The existing wharf was built to accommodate C4 missiles. They've been swapped out for bigger, more complex D5 missiles, which require more time for handling. There are no plans for Bangor to lose or gain Trident submarines, the Navy says.

Construction will begin this summer, after permits are approved, and is expected to be completed by January 2016.

The final environmental-impact statement appeared in the Federal Register on March 30. It was followed by a 30-day waiting period. After that comes a Record of Decision, which the Navy expects to issue on May 18, Yuenger said.

The Army Corps of Engineers hasn't approved a permit. It's reviewing comments and responses, and awaiting a final environmental mitigation plan, said spokeswoman Patricia Graesser. She couldn't say how long that will take.

It's not unusual for a construction contract to be awarded before permits are approved, she said.

"A lot of the times when permit applicants are wanting to meet a specific time line, they may go ahead and issue actions on their own before a permit decision has been made," she said. "They do that at their own risk, but it's not uncommon."

Other permits outstanding are the Coastal Consistency Determination and Marine Mammal Protection Act authorization.

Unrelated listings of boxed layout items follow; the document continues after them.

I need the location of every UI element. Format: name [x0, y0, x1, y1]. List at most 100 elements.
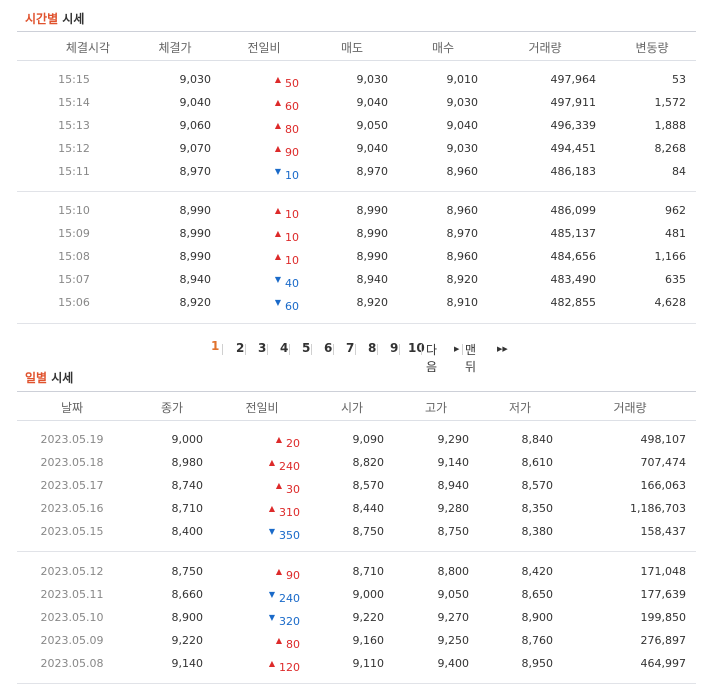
change-value: 90 — [285, 146, 299, 159]
page-divider — [222, 344, 223, 355]
close-cell: 8,660 — [171, 588, 204, 601]
time-cell: 15:11 — [58, 165, 90, 178]
down-triangle-icon: ▼ — [268, 613, 275, 622]
page-divider — [311, 344, 312, 355]
low-cell: 8,760 — [521, 634, 554, 647]
price-cell: 9,070 — [179, 142, 212, 155]
page-link-2[interactable]: 2 — [236, 341, 244, 355]
page-link-8[interactable]: 8 — [368, 341, 376, 355]
close-cell: 8,900 — [171, 611, 204, 624]
column-header: 체결가 — [158, 41, 192, 55]
delta-cell: 4,628 — [654, 296, 687, 309]
page-link-6[interactable]: 6 — [324, 341, 332, 355]
change-value: 20 — [286, 437, 300, 450]
daily-title-rest: 시세 — [47, 371, 74, 385]
low-cell: 8,420 — [521, 565, 554, 578]
up-triangle-icon: ▲ — [275, 435, 282, 444]
change-cell: ▼ 240 — [269, 588, 300, 605]
table-row: 15:15 9,030 ▲ 50 9,030 9,010 497,964 53 — [17, 69, 696, 92]
next-page-link[interactable]: 다음 — [426, 341, 437, 375]
time-table-header: 체결시각 체결가 전일비 매도 매수 거래량 변동량 — [17, 31, 696, 61]
page-link-3[interactable]: 3 — [258, 341, 266, 355]
change-value: 10 — [285, 231, 299, 244]
change-value: 10 — [285, 254, 299, 267]
bid-cell: 9,030 — [446, 96, 479, 109]
date-cell: 2023.05.19 — [40, 433, 104, 446]
open-cell: 8,440 — [352, 502, 385, 515]
date-cell: 2023.05.12 — [40, 565, 104, 578]
bid-cell: 9,010 — [446, 73, 479, 86]
change-value: 350 — [279, 529, 300, 542]
daily-section-title: 일별 시세 — [25, 369, 73, 386]
open-cell: 9,090 — [352, 433, 385, 446]
table-row: 2023.05.12 8,750 ▲ 90 8,710 8,800 8,420 171,048 — [17, 561, 696, 584]
high-cell: 8,940 — [437, 479, 470, 492]
time-cell: 15:12 — [58, 142, 90, 155]
volume-cell: 483,490 — [550, 273, 597, 286]
close-cell: 8,710 — [171, 502, 204, 515]
volume-cell: 166,063 — [640, 479, 687, 492]
close-cell: 8,750 — [171, 565, 204, 578]
price-cell: 8,940 — [179, 273, 212, 286]
ask-cell: 9,030 — [356, 73, 389, 86]
delta-cell: 1,888 — [654, 119, 687, 132]
bid-cell: 9,030 — [446, 142, 479, 155]
volume-cell: 199,850 — [640, 611, 687, 624]
low-cell: 8,840 — [521, 433, 554, 446]
bid-cell: 8,960 — [446, 165, 479, 178]
low-cell: 8,570 — [521, 479, 554, 492]
column-header: 전일비 — [245, 401, 279, 415]
price-cell: 8,990 — [179, 250, 212, 263]
table-row: 15:12 9,070 ▲ 90 9,040 9,030 494,451 8,268 — [17, 138, 696, 161]
down-triangle-icon: ▼ — [268, 527, 275, 536]
row-divider — [17, 323, 696, 324]
date-cell: 2023.05.18 — [40, 456, 104, 469]
page-divider — [333, 344, 334, 355]
table-row: 2023.05.10 8,900 ▼ 320 9,220 9,270 8,900 199,85… — [17, 607, 696, 630]
close-cell: 9,000 — [171, 433, 204, 446]
change-cell: ▲ 90 — [275, 142, 299, 159]
high-cell: 8,750 — [437, 525, 470, 538]
page-divider — [462, 344, 463, 355]
page-link-7[interactable]: 7 — [346, 341, 354, 355]
next-triangle-icon: ▶ — [454, 345, 460, 353]
change-cell: ▼ 40 — [275, 273, 299, 290]
delta-cell: 1,572 — [654, 96, 687, 109]
change-value: 240 — [279, 592, 300, 605]
daily-title-accent: 일별 — [25, 371, 48, 385]
column-header: 전일비 — [247, 41, 281, 55]
table-row: 15:13 9,060 ▲ 80 9,050 9,040 496,339 1,888 — [17, 115, 696, 138]
ask-cell: 8,990 — [356, 250, 389, 263]
time-cell: 15:10 — [58, 204, 90, 217]
change-value: 120 — [279, 661, 300, 674]
change-cell: ▲ 20 — [275, 433, 300, 450]
change-value: 60 — [285, 300, 299, 313]
last-page-link[interactable]: 맨뒤 — [465, 341, 476, 375]
time-title-rest: 시세 — [58, 12, 85, 26]
low-cell: 8,610 — [521, 456, 554, 469]
page-divider — [377, 344, 378, 355]
page-link-9[interactable]: 9 — [390, 341, 398, 355]
volume-cell: 482,855 — [550, 296, 597, 309]
ask-cell: 8,920 — [356, 296, 389, 309]
time-cell: 15:07 — [58, 273, 90, 286]
date-cell: 2023.05.08 — [40, 657, 104, 670]
date-cell: 2023.05.16 — [40, 502, 104, 515]
page-current[interactable]: 1 — [211, 339, 219, 353]
page-link-10[interactable]: 10 — [408, 341, 425, 355]
ask-cell: 9,050 — [356, 119, 389, 132]
volume-cell: 484,656 — [550, 250, 597, 263]
high-cell: 9,280 — [437, 502, 470, 515]
change-cell: ▲ 10 — [275, 204, 299, 221]
volume-cell: 276,897 — [640, 634, 687, 647]
down-triangle-icon: ▼ — [274, 167, 281, 176]
page-link-5[interactable]: 5 — [302, 341, 310, 355]
change-value: 80 — [286, 638, 300, 651]
up-triangle-icon: ▲ — [274, 98, 281, 107]
table-row: 2023.05.17 8,740 ▲ 30 8,570 8,940 8,570 166,063 — [17, 475, 696, 498]
delta-cell: 481 — [665, 227, 686, 240]
page-link-4[interactable]: 4 — [280, 341, 288, 355]
change-value: 30 — [286, 483, 300, 496]
volume-cell: 1,186,703 — [630, 502, 686, 515]
column-header: 종가 — [160, 401, 184, 415]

The Navy announced in January it will require a project labor agreement (PLA) for the project, its first ever. A PLA is a pre-hire collective bargaining agreement negotiated between a project's owner and a labor organization. It sets the basic terms and work conditions for the project. The Navy has agreed to use workers from Olympic Peninsula Building and Construction Trades Council and Northwest Regional Council of the National Construction Alliance II.

PLAs typically require that employees hired for the project be referred through union halls, that nonunion workers pay union dues while on the project and that the contractor follow union rules on pensions, work conditions and resolving disputes.

Skanska spokeswman Jay Weisberger said Thursday the contract hasn't been signed, so he couldn't talk about the project.